フランス 年金決起

強力な連続ストライキへ!

2023年2月1日
フランス反資本主義新党(NPA)

 1月31日、このストライキとデモの日は成功となった! 250万人が街頭に繰り出し、1月19日以上だった。動員を引き上げるべき時がやってきている。熱いうちに鉄を打つために、この政府を少数派にし、混じりけなく単純に、改革の撤回を押しつけるために、だ。

怒りはなお
成長続ける
 「混沌挑発」「怠け者」、ますます正統性がなくなりながらしかしなおまさに軽蔑的な政府の挑発は、決意をくじいていない。64歳がいわば「交渉対象外」になっていることを受け入れることへの首相の拒絶にもかかわらず、決起はあらゆる都市での大規模なデモの形で定着しつつある。それは、特に教育を受けた若者と私企業部門からの新たなデモ参加者の合流として成長を続けている。
 煙幕と反射鏡からなる政府の戦略は破綻に終わっている。女性が改革で犠牲にされることはないだろうとわれわれに信じさせたと想定された、人を惑わせる「教授法」も同じだった。労働者はすでにこの改革は公正でも不可欠でもない、とはっきり理解しているのだ。
 それ以上に、この決起の規模は経済的かつ社会的な状況に対する全般化したいらだちを映し出している。低額の年金、低い賃金、インフレ、電力料金、怒りは積み重なり続け、挑戦を受けているのは、不公正で権威主義と見られているこの政府の政策全体なのだ。

別の社会の
強制に向け
 マクロン政府は、マーガレット・サッチャー時代のように、資本主義の選択肢に代わるものはまったくない、とわれわれに信じさせたいと思っている。確かに、好戦主義的なマクロン派が軍に4000億ユーロ以上を配分するときに資金の不足は全くない。
 われわれの場合、間接賃金、社会的拠出の引き上げが、年金制度に資金を充てることを可能にすると思われる。

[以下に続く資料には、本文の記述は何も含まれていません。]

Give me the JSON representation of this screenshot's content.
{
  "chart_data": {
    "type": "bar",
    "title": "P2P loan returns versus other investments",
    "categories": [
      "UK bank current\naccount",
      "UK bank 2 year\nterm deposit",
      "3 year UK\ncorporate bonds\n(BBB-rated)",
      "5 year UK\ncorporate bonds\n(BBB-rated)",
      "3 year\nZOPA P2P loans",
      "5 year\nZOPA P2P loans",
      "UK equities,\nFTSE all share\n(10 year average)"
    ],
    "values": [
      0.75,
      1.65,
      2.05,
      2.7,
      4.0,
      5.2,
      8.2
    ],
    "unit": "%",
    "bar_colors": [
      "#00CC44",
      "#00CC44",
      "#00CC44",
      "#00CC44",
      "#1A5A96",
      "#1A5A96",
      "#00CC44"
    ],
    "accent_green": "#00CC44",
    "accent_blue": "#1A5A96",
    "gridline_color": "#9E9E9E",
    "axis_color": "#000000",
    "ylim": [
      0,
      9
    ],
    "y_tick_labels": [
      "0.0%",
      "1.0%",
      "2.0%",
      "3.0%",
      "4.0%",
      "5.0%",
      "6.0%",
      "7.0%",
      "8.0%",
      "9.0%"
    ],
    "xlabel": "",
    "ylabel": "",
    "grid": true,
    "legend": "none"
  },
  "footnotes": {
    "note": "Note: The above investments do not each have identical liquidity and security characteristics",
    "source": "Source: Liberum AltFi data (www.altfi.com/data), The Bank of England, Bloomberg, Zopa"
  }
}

公私部門での労働37・5年による60歳での年金満額の退職には、年金に振り向けられるGDP比率で3%の追加しか要しないだろう。
 問題は政治的なのだ。われわれが勝利すれば、われわれはこれらの方策を、また賃上げや職の創出や公共サービス……に関し多くの他のことを強要できるようになるだろう。それ以上に、われわれが異議を突きつけることが可能になると思われるのは、われわれが生み出す富を処分する資本家の権力だ。他方敗北は、改悪と社会的退行からなる新たな段階に導くだろう。

勝利が必要だ
ゼネストへ!
 議会プロセスは最も伸びても3月始めまでだろう。マクロンと右翼が手元にすべての切り札を確保しているこの制度的な日程から期待できることは皆無だ。2006年の反CPEの勝利に突き進んだとき(訳注)と同様、われわれが勝利できるのは、必要であれば法の採択後であっても、継続的かつ大規模な決起を手段にするときだ。
 そのためにわれわれは、底辺から頂点まで団結を維持する必要がある。これこそが、NPAがあらゆるところで改革撤回を要求する諸労組と左翼諸政党を結集するために今奮闘している理由だ。同時にわれわれは、大衆行動、封鎖、デモを積み重ねることで、またストライキを全体化することで、力関係を引き上げることも必要だ。2月7日、同11日という合同労組委員会が設定した新しい日付けは、この質的な飛躍を可能にしなければならない。
 2月6日から同8日までの精油所労働者のストライキ、また2月7・8日の鉄道ストライキは、可能なすべてのところでのストライキ継続を大衆集会で討論するための重要な支点だ。短期的な挑戦課題は、他の者のためにストライキを敢行する一定部分に頼ることなく、あらゆるところで、また同時的にストライキに決起することだ。
 年金改革は階級間衝突を具体化している。この構想を止め、この政府を取り除く上で、わが社会陣営にとって勝利こそが決定的だ。勝利以外の選択肢は皆無だ!(「ランティカピタリスト」よりIVが訳出)(「インターナショナルビューポイント」2023年2月1日)
(訳注)CPE(初期雇用契約)は、当時の右派政権によって、若者の失業解消を名目に雇用の柔軟化、はっきり言えば解雇を容易にする雇用制度、として導入がめざされた。若者と労組の激しい決起によって政府は撤回に追い込まれた。